Sunday, March 04, 2018

Sunday word, 04 Mar 18

Lent Sunday 3 (B) (04 Mar 2018)
Homily of Fr. Paul Panaretos, S.J.
True Power
Last month at Loyola House the February 8-day retreat overlapped with Ash Wednesday. On Shrove Tuesday evening spiritual directors and retreatants gathered in chapel for Taizé prayer around the cross. That communal prayer originated in a place in France of the same name. The prayer has a simple shape: the cross rests above the floor before the altar. Candles glimmer on the altar and around the cross; the cross is the heart of the prayer time. Those gathered chant psalms and words inspired by them; listen to scripture; and voice intercessions. Generous silences punctuate the evening and help us focus on the divine love our Messiah’s cross manifests.

The heart and soul of Taizé prayer welcomes people to give Jesus our burdens and allow Jesus to receive them. I find that powerful and most welcome. In the moment I am unaware how much I shoulder in life. During the hour I lost myself as well as my burdens and my sense of time; nor was I aware of others around me. I was aware of Jesus present to me and receiving me and anything I offered. At the gentle close I left with an echo of Jesus’ words: where two or three are gathered…in my name, there am I in the midst of them.1

The presence of Jesus I had not manufactured. It was his self-gift. The gift of his presence also broke the hold historical and chronological time has on me—I lost the sense of time.
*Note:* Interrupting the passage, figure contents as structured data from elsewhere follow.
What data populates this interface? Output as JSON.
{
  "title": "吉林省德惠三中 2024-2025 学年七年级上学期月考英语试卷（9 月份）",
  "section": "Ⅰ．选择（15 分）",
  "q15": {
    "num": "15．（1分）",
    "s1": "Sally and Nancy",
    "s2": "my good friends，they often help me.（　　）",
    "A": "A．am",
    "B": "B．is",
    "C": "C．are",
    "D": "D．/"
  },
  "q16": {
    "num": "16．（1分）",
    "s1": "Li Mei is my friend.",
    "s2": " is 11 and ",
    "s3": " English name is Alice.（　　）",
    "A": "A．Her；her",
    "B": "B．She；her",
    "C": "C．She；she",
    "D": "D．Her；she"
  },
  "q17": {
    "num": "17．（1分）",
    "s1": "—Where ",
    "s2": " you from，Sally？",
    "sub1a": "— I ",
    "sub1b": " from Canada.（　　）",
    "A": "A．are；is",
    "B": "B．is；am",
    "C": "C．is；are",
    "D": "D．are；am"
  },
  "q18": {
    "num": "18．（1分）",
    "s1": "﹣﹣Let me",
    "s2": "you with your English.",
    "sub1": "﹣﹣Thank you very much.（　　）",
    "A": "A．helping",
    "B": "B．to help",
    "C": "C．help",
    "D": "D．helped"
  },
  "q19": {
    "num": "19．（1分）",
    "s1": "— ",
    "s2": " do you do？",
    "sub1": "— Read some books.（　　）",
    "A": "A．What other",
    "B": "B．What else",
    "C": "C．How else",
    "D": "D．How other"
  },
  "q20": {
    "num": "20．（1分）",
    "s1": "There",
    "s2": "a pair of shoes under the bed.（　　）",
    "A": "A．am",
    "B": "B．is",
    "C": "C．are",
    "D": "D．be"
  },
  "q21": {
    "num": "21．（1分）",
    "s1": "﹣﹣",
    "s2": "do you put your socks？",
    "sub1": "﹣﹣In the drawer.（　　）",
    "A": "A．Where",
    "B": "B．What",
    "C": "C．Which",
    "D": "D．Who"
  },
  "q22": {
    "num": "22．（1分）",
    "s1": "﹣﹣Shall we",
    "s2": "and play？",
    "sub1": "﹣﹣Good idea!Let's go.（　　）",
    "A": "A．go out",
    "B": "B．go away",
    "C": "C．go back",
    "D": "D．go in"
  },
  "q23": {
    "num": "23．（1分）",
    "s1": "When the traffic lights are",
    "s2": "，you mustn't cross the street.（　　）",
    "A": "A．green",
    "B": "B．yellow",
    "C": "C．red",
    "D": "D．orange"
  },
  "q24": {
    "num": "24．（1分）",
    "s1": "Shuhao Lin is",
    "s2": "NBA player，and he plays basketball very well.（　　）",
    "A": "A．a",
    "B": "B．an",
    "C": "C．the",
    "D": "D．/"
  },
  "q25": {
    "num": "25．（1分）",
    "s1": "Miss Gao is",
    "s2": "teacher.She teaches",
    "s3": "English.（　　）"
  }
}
I wager many of us are held in its grip, too.

Its hold shapes our perceptions: past or present; important or negligible; pertinent or insignificant to us. So with Jesus’ cross: to some it may be a relic of history or of a distant culture. For others a decoration, noble and holy though it may be. Taizé prayer let me appreciate that Jesus’ cross is no decoration. It is a lightening rod: it absorbed me and my burdens; by it Jesus loves us and creates us anew. Truly his cross is power!
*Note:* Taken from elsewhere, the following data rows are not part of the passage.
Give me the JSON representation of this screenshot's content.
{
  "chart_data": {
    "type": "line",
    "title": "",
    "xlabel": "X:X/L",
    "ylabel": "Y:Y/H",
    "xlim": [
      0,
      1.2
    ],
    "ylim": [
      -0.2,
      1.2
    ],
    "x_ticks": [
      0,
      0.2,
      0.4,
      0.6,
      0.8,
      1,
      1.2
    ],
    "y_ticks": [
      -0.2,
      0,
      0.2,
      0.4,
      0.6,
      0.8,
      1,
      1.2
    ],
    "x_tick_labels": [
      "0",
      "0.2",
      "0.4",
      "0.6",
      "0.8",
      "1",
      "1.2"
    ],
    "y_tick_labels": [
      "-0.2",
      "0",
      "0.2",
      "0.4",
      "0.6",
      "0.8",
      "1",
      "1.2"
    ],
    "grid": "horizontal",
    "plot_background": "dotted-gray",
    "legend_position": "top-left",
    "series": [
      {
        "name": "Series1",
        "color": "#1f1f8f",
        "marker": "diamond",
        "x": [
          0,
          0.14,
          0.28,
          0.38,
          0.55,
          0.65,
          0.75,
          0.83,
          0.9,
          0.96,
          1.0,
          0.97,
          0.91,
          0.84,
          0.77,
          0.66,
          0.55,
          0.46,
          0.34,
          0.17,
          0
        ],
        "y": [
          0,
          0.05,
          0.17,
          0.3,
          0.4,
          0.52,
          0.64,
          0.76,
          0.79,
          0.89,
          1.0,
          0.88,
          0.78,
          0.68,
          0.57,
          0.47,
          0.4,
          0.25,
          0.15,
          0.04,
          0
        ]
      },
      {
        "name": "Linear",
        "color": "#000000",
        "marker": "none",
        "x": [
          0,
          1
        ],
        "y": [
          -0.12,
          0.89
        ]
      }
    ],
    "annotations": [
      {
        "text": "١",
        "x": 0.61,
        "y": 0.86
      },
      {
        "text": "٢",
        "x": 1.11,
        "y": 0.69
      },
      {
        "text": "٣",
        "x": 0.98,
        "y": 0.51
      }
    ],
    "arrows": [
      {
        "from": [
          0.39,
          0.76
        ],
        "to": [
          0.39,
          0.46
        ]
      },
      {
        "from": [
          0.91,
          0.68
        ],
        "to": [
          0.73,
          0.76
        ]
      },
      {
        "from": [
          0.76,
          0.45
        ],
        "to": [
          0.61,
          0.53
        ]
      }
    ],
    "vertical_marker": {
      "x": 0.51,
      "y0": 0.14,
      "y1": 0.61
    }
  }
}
That was St. Paul’s gospel: we proclaim Christ crucified…Christ the power of God & the wisdom of God; he was a stumbling block to Jews because they reasoned from scripture. It is written: Cursed is anyone whose corpse hangs on tree.2 Jewish believers had to reinterpret scripture according to their experience of risen Jesus: they had experienced his power; he was no failed messiah.

Perhaps we identify more with the Greeks: for them Paul’s gospel was folly not good news. Perhaps like them we wonder, Who would give their lives that way? Yet we give our lives all the time. We give our lives to others in varying degrees. Those moments see us extend selfless love, or at least other-centered, love. At times we wonder how we do it. Although we freely choose to give ourselves more than our power propels us. St. Paul put it this way: I have been crucified with Christ; yet I live, no longer I, but Christ lives in me.3 

Jesus is our life: that is true power! True power often registers quietly. Strength; influence; excellence of character; virtue; making significant choices; doing significant actions; moving forward while being misunderstood, ignored or insulted: each is an expression of power.

How might we live true power with Jesus’ cross?This week I learned of a young man who became Catholic 8 years ago. He wears a crucifix for three reasons: remembering; inspiration; accountability. Each is an expression of true power. He wears a crucifix, he wrote, “to remember what true love looks like; to inspire me to take up my cross daily; [so those who see it] will hold me accountable as a christian.”4

Naming ways we live Jesus’ cross is a great Lenten exercise. I re-commend it to you. Consider doing this exercise each day for 15 minutes this week.
  • Rest in our triune God.
  • Ask St. Paul to present us to Jesus.
  • Chat with him: praise Jesus for dying and rising for us; savor Jesus’ selfless love.
  • Ask Jesus for grace to appreciate better his cross as his power that recreates us and restores us in his image. Ask that Jesus enlighten us to know better our share now in his power.
  • Close saying slowly the Lord’s Prayer. Give us our daily bread not only begs our triune God to give us what we truly need; it also begs God to nourish us with true power: we may need it more than we know.
Link to this homily’s Spiritual Exercise
  1. Matthew 18.20.
  2. Deuteronomy 21.23, quoted in Galatians 3.13.
  3. Galatians 2.19-20.
  4. Ricky Jones posted “Why I wear a crucifix.”